・「営業マンは断ることを覚えなさい」(石原 明 (著))
https://amzn.to/35s7xye
従来の「頭を下げて売る」営業スタイルから脱却し、主導権を握ることで成果を上げる営業手法を提案する一冊です。2003年に出版された本ですが、現在のWEBマーケティング、SNSマーケティング時代の先駆けともいえる方法で、今でも通用する基本的な考え方が示されています。
本書の概要
本書では、営業に対する従来のイメージをガラッと変える「断る」営業スタイルと、それを実行するためのしくみ化の方法を解説しています。
「断る」営業スタイル
まず、営業マンというと、お客さんにペコペコして売るイメージがありますが、お客さんの側から見ると、「できないことはできない」とはっきり言える営業マンや、売れている営業マンから買いたいのだという、認識のズレをわかりやすく指摘しています。
つまり、「断る」営業というのは、「売れているように見える」営業というのが本質になります。
そして、「断る」営業スタイルに変えるために
- 否定語を使う:「ダメ」「無理」「やめなさい」といった言葉を使うことで、お客さんに無理に合わせない
- 思ったことを口にする:無理にお客さんに合わせるのではなく、本当に思ったことを言う
- わざと断る:決めかねていたり、色々注文をつけてくるお客さんに、「無理に買わなくていいです」と言う
の3つのステップが紹介されています。
これらのステップを踏むことで、お客さんと対等の立場で、「売らない権利」のある主導権を持った営業活動を行うことができるようになります。

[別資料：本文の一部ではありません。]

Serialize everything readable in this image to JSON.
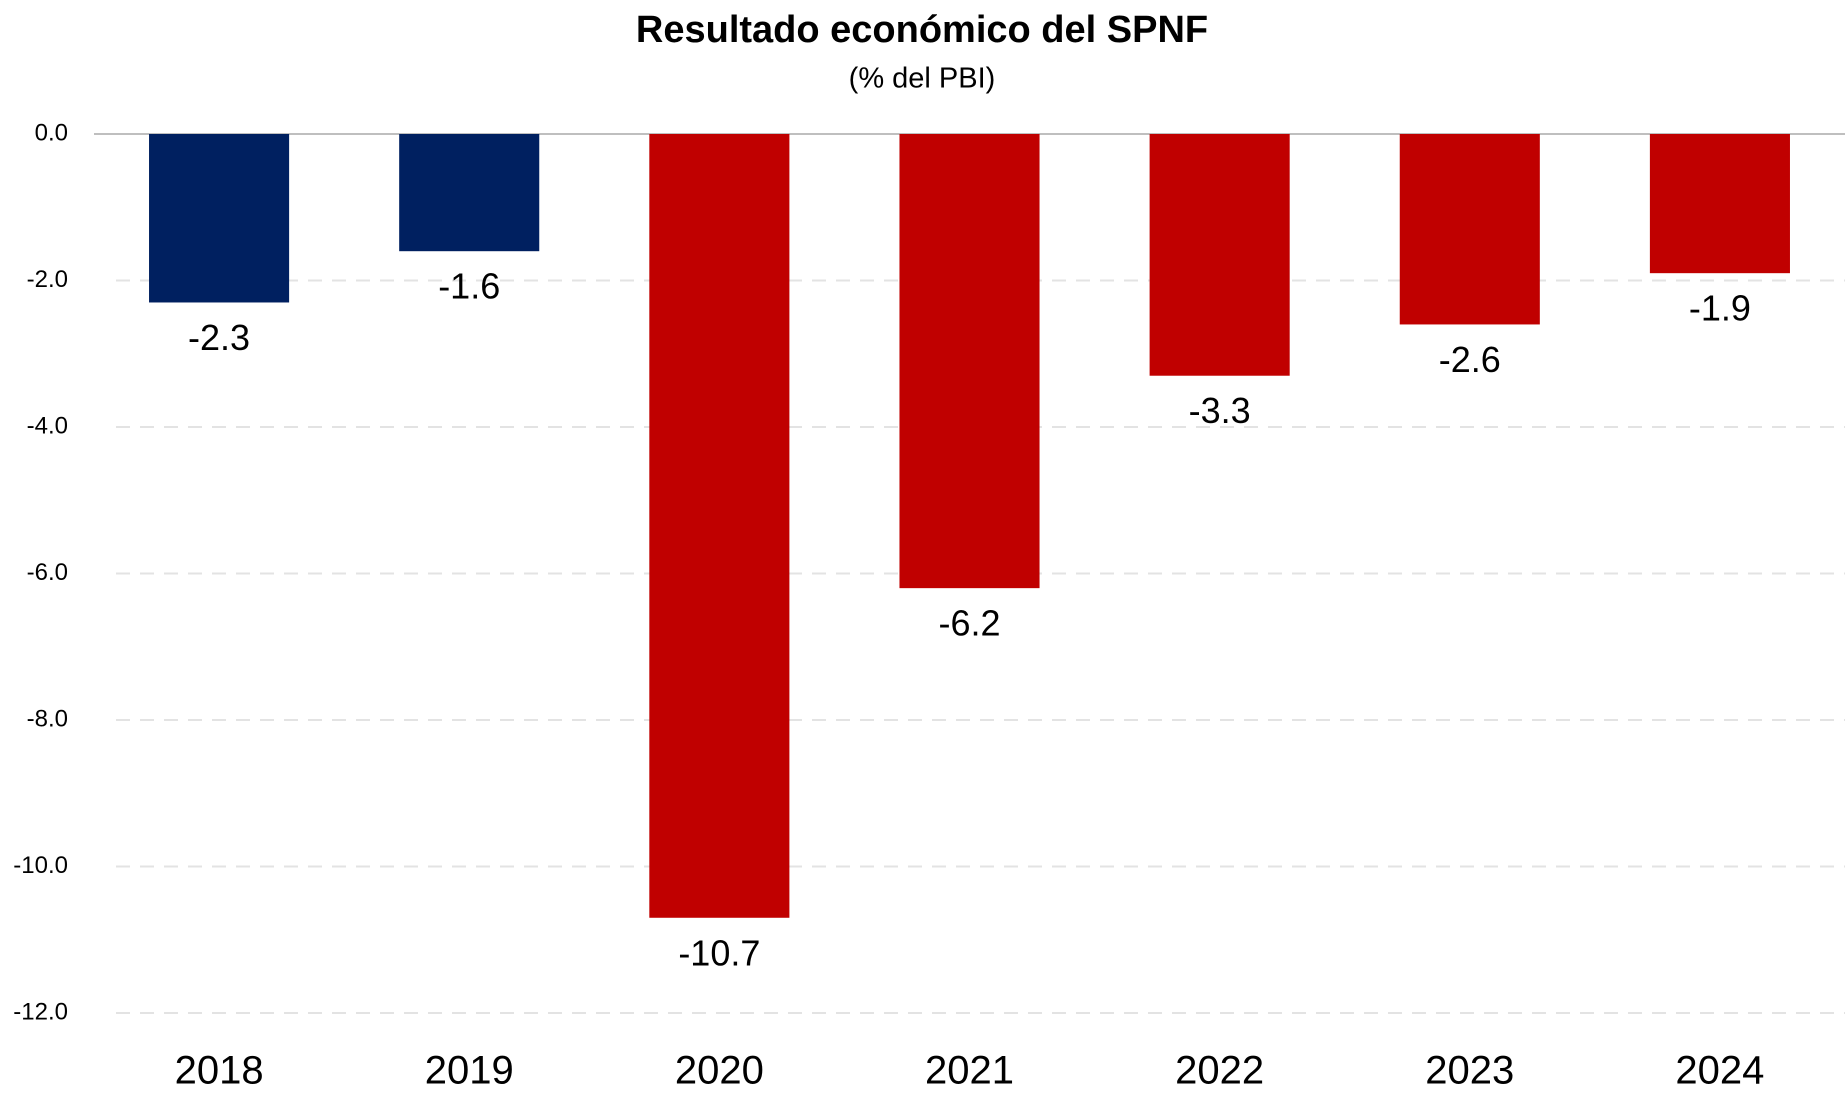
{
  "chart_data": {
    "type": "bar",
    "title": "Resultado económico del SPNF",
    "subtitle": "(% del PBI)",
    "categories": [
      "2018",
      "2019",
      "2020",
      "2021",
      "2022",
      "2023",
      "2024"
    ],
    "values": [
      -2.3,
      -1.6,
      -10.7,
      -6.2,
      -3.3,
      -2.6,
      -1.9
    ],
    "colors": [
      "#002060",
      "#002060",
      "#c00000",
      "#c00000",
      "#c00000",
      "#c00000",
      "#c00000"
    ],
    "ylim": [
      -12,
      0
    ],
    "yticks": [
      {
        "value": 0,
        "label": "0.0"
      },
      {
        "value": -2,
        "label": "-2.0"
      },
      {
        "value": -4,
        "label": "-4.0"
      },
      {
        "value": -6,
        "label": "-6.0"
      },
      {
        "value": -8,
        "label": "-8.0"
      },
      {
        "value": -10,
        "label": "-10.0"
      },
      {
        "value": -12,
        "label": "-12.0"
      }
    ],
    "grid": true
  }
}
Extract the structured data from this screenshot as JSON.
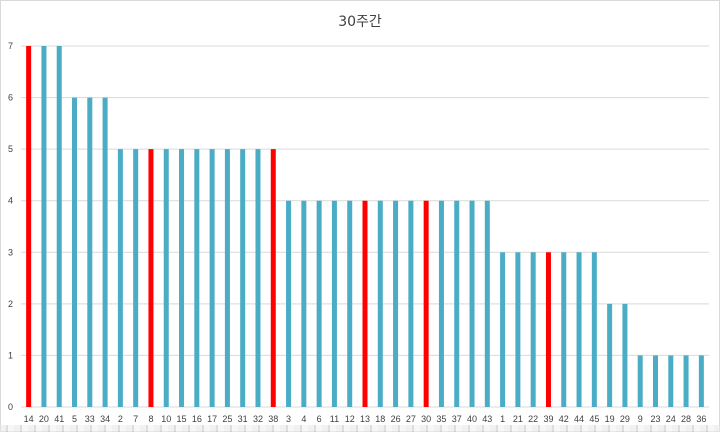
{
  "chart_data": {
    "type": "bar",
    "title": "30주간",
    "xlabel": "",
    "ylabel": "",
    "ylim": [
      0,
      7
    ],
    "yticks": [
      0,
      1,
      2,
      3,
      4,
      5,
      6,
      7
    ],
    "grid": true,
    "legend": "none",
    "categories": [
      "14",
      "20",
      "41",
      "5",
      "33",
      "34",
      "2",
      "7",
      "8",
      "10",
      "15",
      "16",
      "17",
      "25",
      "31",
      "32",
      "38",
      "3",
      "4",
      "6",
      "11",
      "12",
      "13",
      "18",
      "26",
      "27",
      "30",
      "35",
      "37",
      "40",
      "43",
      "1",
      "21",
      "22",
      "39",
      "42",
      "44",
      "45",
      "19",
      "29",
      "9",
      "23",
      "24",
      "28",
      "36"
    ],
    "values": [
      7,
      7,
      7,
      6,
      6,
      6,
      5,
      5,
      5,
      5,
      5,
      5,
      5,
      5,
      5,
      5,
      5,
      4,
      4,
      4,
      4,
      4,
      4,
      4,
      4,
      4,
      4,
      4,
      4,
      4,
      4,
      3,
      3,
      3,
      3,
      3,
      3,
      3,
      2,
      2,
      1,
      1,
      1,
      1,
      1
    ],
    "highlighted": [
      "14",
      "8",
      "38",
      "13",
      "30",
      "39"
    ],
    "colors": {
      "default": "#4bacc6",
      "highlight": "#ff0000",
      "grid": "#d9d9d9",
      "text": "#404040"
    }
  }
}
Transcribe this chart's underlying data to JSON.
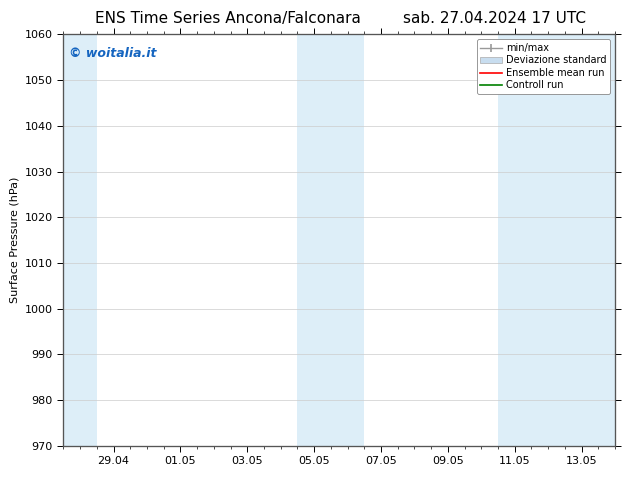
{
  "title_left": "ENS Time Series Ancona/Falconara",
  "title_right": "sab. 27.04.2024 17 UTC",
  "ylabel": "Surface Pressure (hPa)",
  "ylim": [
    970,
    1060
  ],
  "yticks": [
    970,
    980,
    990,
    1000,
    1010,
    1020,
    1030,
    1040,
    1050,
    1060
  ],
  "xlim": [
    0,
    16.5
  ],
  "xtick_labels": [
    "29.04",
    "01.05",
    "03.05",
    "05.05",
    "07.05",
    "09.05",
    "11.05",
    "13.05"
  ],
  "xtick_positions": [
    1.5,
    3.5,
    5.5,
    7.5,
    9.5,
    11.5,
    13.5,
    15.5
  ],
  "shaded_bands": [
    {
      "x_start": 0.0,
      "x_end": 1.0,
      "color": "#ddeef8"
    },
    {
      "x_start": 7.0,
      "x_end": 9.0,
      "color": "#ddeef8"
    },
    {
      "x_start": 13.0,
      "x_end": 16.5,
      "color": "#ddeef8"
    }
  ],
  "watermark_text": "© woitalia.it",
  "watermark_color": "#1565c0",
  "watermark_fontsize": 9,
  "legend_labels": [
    "min/max",
    "Deviazione standard",
    "Ensemble mean run",
    "Controll run"
  ],
  "background_color": "#ffffff",
  "plot_bg_color": "#ffffff",
  "grid_color": "#cccccc",
  "title_fontsize": 11,
  "axis_label_fontsize": 8,
  "tick_fontsize": 8,
  "figsize": [
    6.34,
    4.9
  ],
  "dpi": 100
}
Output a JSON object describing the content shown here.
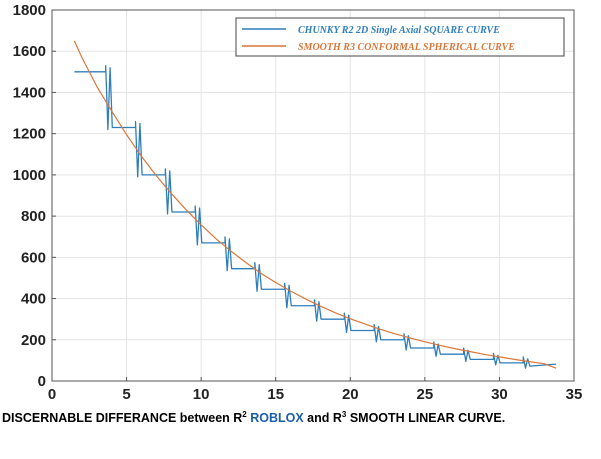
{
  "chart_data": {
    "type": "line",
    "title": "",
    "xlabel": "",
    "ylabel": "",
    "xlim": [
      0,
      35
    ],
    "ylim": [
      0,
      1800
    ],
    "xticks": [
      0,
      5,
      10,
      15,
      20,
      25,
      30,
      35
    ],
    "yticks": [
      0,
      200,
      400,
      600,
      800,
      1000,
      1200,
      1400,
      1600,
      1800
    ],
    "grid": true,
    "legend_position": "top-right",
    "series": [
      {
        "name": "CHUNKY R2 2D Single Axial SQUARE CURVE",
        "color": "#2f7ebc",
        "style": "step",
        "x": [
          1.5,
          3.6,
          3.6,
          5.6,
          5.6,
          7.6,
          7.6,
          9.6,
          9.6,
          11.6,
          11.6,
          13.6,
          13.6,
          15.6,
          15.6,
          17.6,
          17.6,
          19.6,
          19.6,
          21.6,
          21.6,
          23.6,
          23.6,
          25.6,
          25.6,
          27.6,
          27.6,
          29.6,
          29.6,
          31.6,
          31.6,
          33.8
        ],
        "y": [
          1500,
          1500,
          1230,
          1230,
          1000,
          1000,
          820,
          820,
          670,
          670,
          545,
          545,
          445,
          445,
          365,
          365,
          300,
          300,
          245,
          245,
          200,
          200,
          160,
          160,
          130,
          130,
          105,
          105,
          88,
          88,
          72,
          82
        ]
      },
      {
        "name": "SMOOTH R3 CONFORMAL SPHERICAL CURVE",
        "color": "#d9773a",
        "style": "smooth",
        "x": [
          1.5,
          2,
          3,
          4,
          5,
          6,
          7,
          8,
          9,
          10,
          11,
          12,
          13,
          14,
          15,
          16,
          17,
          18,
          19,
          20,
          21,
          22,
          23,
          24,
          25,
          26,
          27,
          28,
          29,
          30,
          31,
          32,
          33,
          33.8
        ],
        "y": [
          1650,
          1570,
          1430,
          1310,
          1195,
          1090,
          995,
          910,
          830,
          757,
          690,
          630,
          575,
          523,
          478,
          436,
          398,
          363,
          331,
          302,
          276,
          251,
          229,
          209,
          190,
          173,
          157,
          143,
          129,
          117,
          105,
          94,
          84,
          62
        ]
      }
    ]
  },
  "caption": {
    "prefix": "DISCERNABLE DIFFERANCE between R",
    "sup1": "2",
    "middle_colored": " ROBLOX",
    "middle": " and R",
    "sup2": "3",
    "suffix": " SMOOTH LINEAR CURVE."
  }
}
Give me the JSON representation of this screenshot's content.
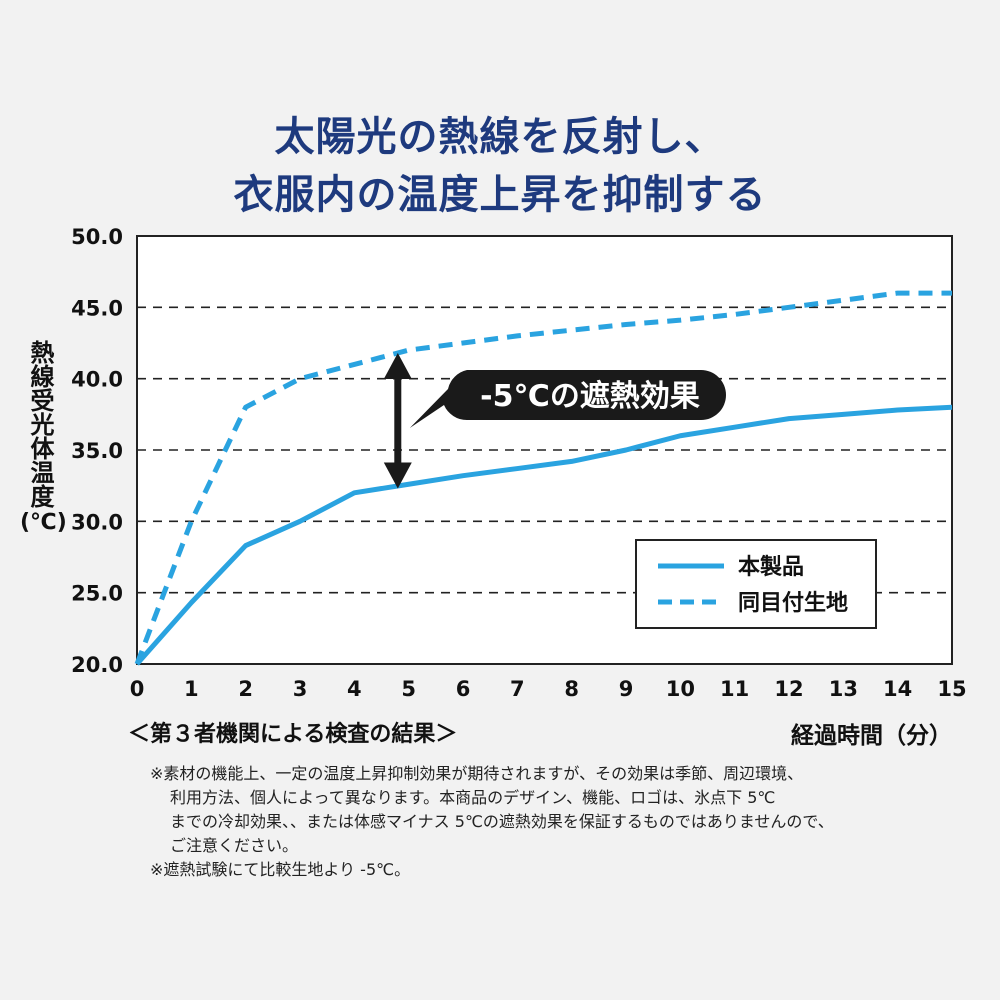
{
  "title": {
    "line1": "太陽光の熱線を反射し、",
    "line2": "衣服内の温度上昇を抑制する"
  },
  "y_axis_label": {
    "text": "熱線受光体温度",
    "unit": "(℃)"
  },
  "x_axis_label": "経過時間（分）",
  "source_label": "＜第３者機関による検査の結果＞",
  "annotation": "-5℃の遮熱効果",
  "notes": [
    "※素材の機能上、一定の温度上昇抑制効果が期待されますが、その効果は季節、周辺環境、",
    "利用方法、個人によって異なります。本商品のデザイン、機能、ロゴは、氷点下 5℃",
    "までの冷却効果、、または体感マイナス 5℃の遮熱効果を保証するものではありませんので、",
    "ご注意ください。",
    "※遮熱試験にて比較生地より -5℃。"
  ],
  "colors": {
    "title": "#1e3a7e",
    "series": "#2aa3e0",
    "annotation_bg": "#1a1a1a",
    "annotation_text": "#ffffff"
  },
  "chart_data": {
    "type": "line",
    "xlim": [
      0,
      15
    ],
    "ylim": [
      20,
      50
    ],
    "x_ticks": [
      0,
      1,
      2,
      3,
      4,
      5,
      6,
      7,
      8,
      9,
      10,
      11,
      12,
      13,
      14,
      15
    ],
    "y_ticks": [
      "20.0",
      "25.0",
      "30.0",
      "35.0",
      "40.0",
      "45.0",
      "50.0"
    ],
    "grid": "horizontal dashed",
    "legend_position": "bottom-right",
    "series": [
      {
        "name": "本製品",
        "style": "solid",
        "x": [
          0,
          1,
          2,
          3,
          4,
          5,
          6,
          7,
          8,
          9,
          10,
          11,
          12,
          13,
          14,
          15
        ],
        "y": [
          20.0,
          24.3,
          28.3,
          30.0,
          32.0,
          32.6,
          33.2,
          33.7,
          34.2,
          35.0,
          36.0,
          36.6,
          37.2,
          37.5,
          37.8,
          38.0
        ]
      },
      {
        "name": "同目付生地",
        "style": "dashed",
        "x": [
          0,
          0.5,
          1,
          1.5,
          2,
          3,
          4,
          5,
          6,
          7,
          8,
          9,
          10,
          11,
          12,
          13,
          14,
          15
        ],
        "y": [
          20.0,
          25.0,
          30.0,
          34.0,
          38.0,
          40.0,
          41.0,
          42.0,
          42.5,
          43.0,
          43.4,
          43.8,
          44.1,
          44.5,
          45.0,
          45.5,
          46.0,
          46.0
        ]
      }
    ]
  }
}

「チャレンジャーセールスモデル」という営業スタイルがありますが、それにやや似ている気がします。
「断る」営業のしくみ化
後半は、営業マンが「断る」営業活動ができるように、会社として「売れるしくみ」を作る方法が紹介されています。
まず、売れない営業マンが口にしがちな、「商品が良くないから売れない」「値段が高いから売れない」「小さい会社だから売れない」という言い訳を真正面から否定しており、それぞれの言い訳に対する切り返し方も紹介されています。
そして、営業マンが売りやすくなるための具体的なしくみとして、以下の4つのステップ(通称:4ステップマーケティング)で営業活動を構築することが推奨されています:
- 集客:見込客を効果的に集めてリスト化する
- 見込客フォロー:関心を持った見込客に対して、適切なタイミングでアプローチを行い、買いたいお客様に育てる
- 販売:買いたいお客様に多く会い、ニーズに合わせた提案を行って販売する
- 顧客化:一度買ってくれたお客様のフォローを通じて、リピーターや紹介を生む関係を築く
これらのステップを通じて、営業マンが自信を持って提案し、顧客との信頼関係を築くことが可能になります。
そして、「集客」こそが会社の生命線で、全体の60%以上のウエイトを占めているから、営業マン個人の能力に任せるべきではないとも述べています。
また、会社の利益が一番上がるのが「顧客化」で、顧客化率により利益が大きく上下するが、すぐにリピートや紹介が生まれるわけではないので、これも営業マン個人の能力に任せるべきではないとのことです。
「見込客フォロー」についても、コストをかけて集客したお客様を、何もしないで消滅させると大きな損失なので、これまた営業マン個人の能力に任せず、会社としてしくみ化すべきだということです。
これらの具体的な方法は本著にも記載されていますが、ウェブマーケティングが出てくる前の時代の話で、事例が古いので、それよりは今の時代に合わせた方法を自分で考えるとよいと思います。
ただ、基本的な考え方はとても参考になる部分がたくさんあります。
まとめ
本書は、営業活動において「断る」ことの重要性を再認識させてくれる一冊です。
特に、顧客との関係性を築く上で、すべての要求に応えるのではなく、自社の価値を理解してくれる顧客に焦点を当てることの大切さを教えてくれます。
また、営業活動をしくみ化することで、個人のスキルに依存せず、組織全体で成果を上げる体制を築くことができる点も魅力的です。
営業やマーケティングに悩んでいる方や、営業・マーケティングを強化したい経営者にとって、実践的なアドバイスが詰まった一冊です。